Recently I taught yoga to a young marine whom I met while attending a summit for love and forgiveness in Assisi, Italy.
At 27 years old, he had already become defended—his body built and hard—his questions of my work in Haiti and prisons, always concerned with threat and safety. Yet, he had a lovely softness behind his eyes and he was eager to try yoga after having heard from his sisters about the class I taught the first morning of the summit.
He arrived with his sisters at eight in the morning, after a sleepless night. Together, we breathed and moved. Postures were simple. Breath was prioritized and space was created in which they could feel their bodies open to the present moment.
Being defended—as this young man had been trained to become—means closing to the present moment in preparation for a threat to survival that may come at any moment. This is not specific to those in the armed forces—this is how human beings are programmed.
The women that I work with in a prison in Massachussetts, the people I work with in Haiti and this young man, all hold this fear in their bodies—a fear that something dreadful was coming.
It is precisely this fear that yoga begins to soothe. Whether it is conscious or not, our bodies hold tight to fear and it is through our bodies that it can be relinquished. During our class that morning in Assisi, I soothed and nurtured this young marine and his sisters with touch. Nurturing and loving human touch is essential to the survival of our species, so much so that infants will die when deprived of it. (Hatfield, 1994)
It is through this touch that the body begins to feel safe and let go, to open to the present moment. And as I cradled their heads and soothed their brows with the pads of my thumbs, I could feel them letting go.
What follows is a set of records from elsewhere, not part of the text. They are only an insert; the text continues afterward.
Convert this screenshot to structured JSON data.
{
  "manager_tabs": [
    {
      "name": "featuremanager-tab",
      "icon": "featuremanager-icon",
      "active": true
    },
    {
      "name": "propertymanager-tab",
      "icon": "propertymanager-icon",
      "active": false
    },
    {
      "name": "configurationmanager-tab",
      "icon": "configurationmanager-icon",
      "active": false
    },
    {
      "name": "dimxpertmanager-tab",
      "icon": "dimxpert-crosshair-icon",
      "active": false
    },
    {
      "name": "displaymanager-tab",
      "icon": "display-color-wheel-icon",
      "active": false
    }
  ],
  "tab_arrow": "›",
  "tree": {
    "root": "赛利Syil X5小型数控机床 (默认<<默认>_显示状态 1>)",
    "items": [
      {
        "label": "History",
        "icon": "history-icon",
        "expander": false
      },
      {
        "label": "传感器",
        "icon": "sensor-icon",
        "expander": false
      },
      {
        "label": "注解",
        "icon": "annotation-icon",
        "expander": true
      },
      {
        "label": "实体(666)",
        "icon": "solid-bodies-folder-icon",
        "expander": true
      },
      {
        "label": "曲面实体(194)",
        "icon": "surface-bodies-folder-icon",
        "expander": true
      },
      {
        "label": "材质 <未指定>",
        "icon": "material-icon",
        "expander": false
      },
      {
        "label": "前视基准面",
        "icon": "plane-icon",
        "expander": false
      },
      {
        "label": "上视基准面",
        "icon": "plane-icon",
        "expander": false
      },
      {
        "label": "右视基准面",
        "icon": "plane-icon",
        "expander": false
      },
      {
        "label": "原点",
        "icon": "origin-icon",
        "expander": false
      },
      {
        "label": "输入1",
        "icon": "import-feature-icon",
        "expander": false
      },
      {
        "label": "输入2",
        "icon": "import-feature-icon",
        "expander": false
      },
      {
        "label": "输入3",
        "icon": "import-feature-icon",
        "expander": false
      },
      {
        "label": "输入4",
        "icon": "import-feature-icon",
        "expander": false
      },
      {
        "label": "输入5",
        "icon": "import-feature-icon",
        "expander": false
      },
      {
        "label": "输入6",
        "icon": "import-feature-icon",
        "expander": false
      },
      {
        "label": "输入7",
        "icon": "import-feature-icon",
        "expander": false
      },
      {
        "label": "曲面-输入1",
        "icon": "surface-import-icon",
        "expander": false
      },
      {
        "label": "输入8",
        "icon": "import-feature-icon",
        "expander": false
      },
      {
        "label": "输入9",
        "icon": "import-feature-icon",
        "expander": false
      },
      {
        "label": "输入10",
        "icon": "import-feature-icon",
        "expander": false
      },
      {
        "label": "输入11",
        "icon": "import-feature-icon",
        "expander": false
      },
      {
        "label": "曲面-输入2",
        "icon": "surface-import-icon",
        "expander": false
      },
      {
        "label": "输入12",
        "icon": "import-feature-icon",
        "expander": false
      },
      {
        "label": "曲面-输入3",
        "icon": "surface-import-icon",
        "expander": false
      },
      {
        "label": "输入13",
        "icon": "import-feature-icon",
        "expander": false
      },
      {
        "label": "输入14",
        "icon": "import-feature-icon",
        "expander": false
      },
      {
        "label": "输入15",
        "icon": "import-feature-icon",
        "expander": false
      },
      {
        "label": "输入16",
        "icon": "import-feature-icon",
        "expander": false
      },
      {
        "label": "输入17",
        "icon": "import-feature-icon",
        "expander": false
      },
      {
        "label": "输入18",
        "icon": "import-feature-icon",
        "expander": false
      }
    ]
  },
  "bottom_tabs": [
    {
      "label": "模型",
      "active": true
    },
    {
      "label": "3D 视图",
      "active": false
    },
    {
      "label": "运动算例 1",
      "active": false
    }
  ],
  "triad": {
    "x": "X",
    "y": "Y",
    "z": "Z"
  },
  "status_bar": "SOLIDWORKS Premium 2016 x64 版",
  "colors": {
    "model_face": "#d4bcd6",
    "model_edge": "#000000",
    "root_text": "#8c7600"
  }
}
As humans on this planet our need for touch and our connection through breath crosses all cultural and socio-economic divides; it breaks down all illusions of us and them and together we become one.
The young marine sent me an email expressing his gratitude for the class. His words resonate in me like the tone of a Tibetan singing bowl lingering through every cell in my body.
“With all the arguments back and forth about the existence of God or a higher power, the most important reality is that there is beauty in the world, when there is no reason that there should be. And we can all see and feel this beauty. There is good, and the fact that we can perceive it means that whatever created this beauty created in us an ability to perceive it, which is just as unnecessary and just as miraculous.”
Robert W. Hatfield, Ph.D. Touch and Human Sexuality. Edited by V. Bullough, B. Bullough, & Stein. NY: Garland Publishing, 1994.